By: Matt Waxman, VP of Product Management at Cohesity
As we reflect on the past year, the world has been turned upside down, so talking about RPOs and RTOs just doesn’t seem appropriate. We are living in an age where ransomware has almost become a household term. Sophisticated ransomware attacks are increasingly targeting backup data in addition to what resides in production, to knee-cap organizations and their last lines of defense. Tackling ransomware is multi-faceted, but without a doubt having a comprehensive data protection strategy with a foundation built around immutability is no longer a nice to have, but a must-have.

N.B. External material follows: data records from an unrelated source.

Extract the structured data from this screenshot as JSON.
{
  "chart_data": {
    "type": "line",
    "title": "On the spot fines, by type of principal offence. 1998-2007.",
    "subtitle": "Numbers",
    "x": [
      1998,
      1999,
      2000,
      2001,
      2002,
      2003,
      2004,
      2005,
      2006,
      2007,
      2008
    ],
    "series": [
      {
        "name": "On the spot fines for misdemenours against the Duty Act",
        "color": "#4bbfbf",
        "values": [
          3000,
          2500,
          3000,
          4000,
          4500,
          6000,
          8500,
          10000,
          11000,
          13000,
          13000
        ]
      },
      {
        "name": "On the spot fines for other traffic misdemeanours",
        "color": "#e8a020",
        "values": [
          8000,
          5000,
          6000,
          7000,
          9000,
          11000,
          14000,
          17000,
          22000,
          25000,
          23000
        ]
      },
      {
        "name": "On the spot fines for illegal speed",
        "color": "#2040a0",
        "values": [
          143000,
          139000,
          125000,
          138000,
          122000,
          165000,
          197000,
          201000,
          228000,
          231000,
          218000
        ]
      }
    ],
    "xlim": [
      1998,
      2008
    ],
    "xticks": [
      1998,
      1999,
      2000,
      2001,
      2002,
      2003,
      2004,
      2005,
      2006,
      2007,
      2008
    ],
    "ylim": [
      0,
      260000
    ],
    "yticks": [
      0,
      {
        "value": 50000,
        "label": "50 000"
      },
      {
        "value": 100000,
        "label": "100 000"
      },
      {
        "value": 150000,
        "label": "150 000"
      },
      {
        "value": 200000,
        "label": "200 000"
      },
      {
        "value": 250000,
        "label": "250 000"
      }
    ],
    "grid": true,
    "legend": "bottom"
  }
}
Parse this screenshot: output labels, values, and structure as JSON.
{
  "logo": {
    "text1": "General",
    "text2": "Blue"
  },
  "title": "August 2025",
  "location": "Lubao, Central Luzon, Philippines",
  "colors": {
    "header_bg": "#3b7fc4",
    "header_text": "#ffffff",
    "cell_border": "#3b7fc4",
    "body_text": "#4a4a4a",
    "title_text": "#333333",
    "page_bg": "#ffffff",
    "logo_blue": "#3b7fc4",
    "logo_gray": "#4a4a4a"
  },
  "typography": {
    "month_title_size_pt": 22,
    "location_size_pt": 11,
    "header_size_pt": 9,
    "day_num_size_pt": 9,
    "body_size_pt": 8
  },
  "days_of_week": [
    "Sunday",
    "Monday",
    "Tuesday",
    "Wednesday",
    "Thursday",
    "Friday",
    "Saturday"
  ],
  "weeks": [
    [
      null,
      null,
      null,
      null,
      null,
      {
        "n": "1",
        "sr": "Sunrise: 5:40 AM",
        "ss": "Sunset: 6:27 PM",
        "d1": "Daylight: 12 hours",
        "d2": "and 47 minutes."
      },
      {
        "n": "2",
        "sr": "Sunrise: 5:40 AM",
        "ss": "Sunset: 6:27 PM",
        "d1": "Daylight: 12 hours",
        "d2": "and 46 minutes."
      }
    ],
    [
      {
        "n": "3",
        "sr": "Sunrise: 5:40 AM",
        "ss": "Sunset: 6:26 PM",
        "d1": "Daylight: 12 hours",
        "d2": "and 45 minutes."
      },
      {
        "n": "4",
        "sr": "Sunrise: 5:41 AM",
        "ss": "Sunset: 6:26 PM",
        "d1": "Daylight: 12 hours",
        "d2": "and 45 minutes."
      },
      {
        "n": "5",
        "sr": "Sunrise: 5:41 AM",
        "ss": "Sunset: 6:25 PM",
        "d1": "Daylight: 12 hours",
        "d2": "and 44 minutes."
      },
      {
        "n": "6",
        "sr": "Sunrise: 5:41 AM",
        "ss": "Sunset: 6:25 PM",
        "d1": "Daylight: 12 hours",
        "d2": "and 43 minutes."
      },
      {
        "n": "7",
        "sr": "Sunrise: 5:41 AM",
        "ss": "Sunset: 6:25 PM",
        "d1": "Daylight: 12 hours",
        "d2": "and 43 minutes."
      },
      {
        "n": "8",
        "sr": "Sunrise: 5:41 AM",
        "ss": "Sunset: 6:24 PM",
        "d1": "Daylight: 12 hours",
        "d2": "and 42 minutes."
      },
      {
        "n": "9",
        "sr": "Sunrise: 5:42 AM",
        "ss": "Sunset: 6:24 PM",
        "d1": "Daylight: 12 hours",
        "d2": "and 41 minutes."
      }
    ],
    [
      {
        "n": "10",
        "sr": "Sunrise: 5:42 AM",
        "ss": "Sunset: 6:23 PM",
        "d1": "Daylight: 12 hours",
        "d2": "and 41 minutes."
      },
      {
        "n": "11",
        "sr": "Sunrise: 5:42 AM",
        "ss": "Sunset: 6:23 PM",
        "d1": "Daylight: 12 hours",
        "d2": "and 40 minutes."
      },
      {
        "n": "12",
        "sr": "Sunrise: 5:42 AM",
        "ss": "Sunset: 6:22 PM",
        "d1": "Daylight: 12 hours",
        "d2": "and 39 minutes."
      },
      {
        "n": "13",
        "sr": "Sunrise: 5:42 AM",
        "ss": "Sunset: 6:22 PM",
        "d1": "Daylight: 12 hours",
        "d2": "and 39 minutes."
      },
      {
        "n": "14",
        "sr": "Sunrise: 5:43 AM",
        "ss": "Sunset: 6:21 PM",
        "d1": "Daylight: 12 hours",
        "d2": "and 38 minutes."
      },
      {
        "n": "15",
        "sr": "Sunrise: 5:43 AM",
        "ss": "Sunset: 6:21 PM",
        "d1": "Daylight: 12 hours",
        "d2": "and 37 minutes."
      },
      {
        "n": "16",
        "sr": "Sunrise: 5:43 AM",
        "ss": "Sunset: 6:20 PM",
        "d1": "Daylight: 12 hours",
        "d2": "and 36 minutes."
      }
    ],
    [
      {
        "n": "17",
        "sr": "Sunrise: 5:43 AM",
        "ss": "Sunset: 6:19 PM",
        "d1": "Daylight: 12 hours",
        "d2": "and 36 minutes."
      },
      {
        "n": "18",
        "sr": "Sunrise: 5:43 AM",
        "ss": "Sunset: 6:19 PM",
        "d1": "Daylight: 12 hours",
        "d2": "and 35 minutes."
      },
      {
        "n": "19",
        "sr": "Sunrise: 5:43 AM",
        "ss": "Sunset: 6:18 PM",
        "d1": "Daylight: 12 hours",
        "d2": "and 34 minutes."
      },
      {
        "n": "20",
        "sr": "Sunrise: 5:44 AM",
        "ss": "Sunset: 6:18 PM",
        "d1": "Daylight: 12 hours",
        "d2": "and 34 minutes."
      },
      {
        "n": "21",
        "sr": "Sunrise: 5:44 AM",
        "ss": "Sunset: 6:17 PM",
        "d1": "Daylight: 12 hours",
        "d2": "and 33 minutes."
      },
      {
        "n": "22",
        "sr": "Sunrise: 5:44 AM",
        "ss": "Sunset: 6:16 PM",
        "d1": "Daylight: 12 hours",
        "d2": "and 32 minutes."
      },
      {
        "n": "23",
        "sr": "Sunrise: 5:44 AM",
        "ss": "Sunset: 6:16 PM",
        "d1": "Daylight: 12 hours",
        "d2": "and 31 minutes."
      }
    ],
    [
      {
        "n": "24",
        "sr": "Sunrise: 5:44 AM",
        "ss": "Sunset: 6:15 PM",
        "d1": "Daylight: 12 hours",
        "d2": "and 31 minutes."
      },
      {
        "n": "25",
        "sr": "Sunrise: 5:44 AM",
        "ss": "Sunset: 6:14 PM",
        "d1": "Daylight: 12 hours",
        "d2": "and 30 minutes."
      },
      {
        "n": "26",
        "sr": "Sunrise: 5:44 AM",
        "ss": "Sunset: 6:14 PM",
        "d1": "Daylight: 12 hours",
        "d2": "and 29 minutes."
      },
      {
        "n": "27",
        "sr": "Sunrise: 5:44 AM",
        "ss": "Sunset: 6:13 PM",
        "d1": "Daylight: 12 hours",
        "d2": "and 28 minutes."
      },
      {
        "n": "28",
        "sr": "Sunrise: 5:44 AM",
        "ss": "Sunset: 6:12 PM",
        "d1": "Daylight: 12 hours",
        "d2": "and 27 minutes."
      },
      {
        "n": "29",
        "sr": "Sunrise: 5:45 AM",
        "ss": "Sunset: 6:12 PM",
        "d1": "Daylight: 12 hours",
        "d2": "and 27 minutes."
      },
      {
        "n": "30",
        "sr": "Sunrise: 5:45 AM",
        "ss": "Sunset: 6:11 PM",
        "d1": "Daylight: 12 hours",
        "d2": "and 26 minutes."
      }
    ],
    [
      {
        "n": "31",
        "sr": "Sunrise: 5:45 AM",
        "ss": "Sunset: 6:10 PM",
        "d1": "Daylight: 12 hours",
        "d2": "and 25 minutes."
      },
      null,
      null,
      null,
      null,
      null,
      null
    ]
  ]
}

Previously immutability was set on the storage medium, but now available at a file system level, it is far more potent and cloud-friendly. While many backup vendors now claim to feature a level of immutability, it can take many forms. In essence, immutability is where your data is fixed, unchangeable and unable to be deleted. Once you have saved an immutable backup it cannot be altered or written to; this is particularly important for countering malware or ransomware. An immutable backup is largely impervious to new ransomware infections, but an archive of immutable backups gives even more assurances of a successful recovery, be that a full backup or snapshots. With Cohesity, our file system, SpanFS, is immutable, meaning backups are written in an immutable state, and thus dramatically reducing the chances that you will be in a position where paying a ransom is the only way you can recover data after an attack.
All companies, big and small, need to be on their guard and put defenses in place to reduce the chances of becoming the next victim. When combined with the cloud, an immutable file system is an incredibly powerful way of overcoming ransomware attacks. For too long backup has been a chore, or worse, an afterthought. However, in 2021, it is clear that sticking with your existing backup vendor’s protection without thoroughly assessing its immutability credentials is akin to doing nothing, which can no longer be an option.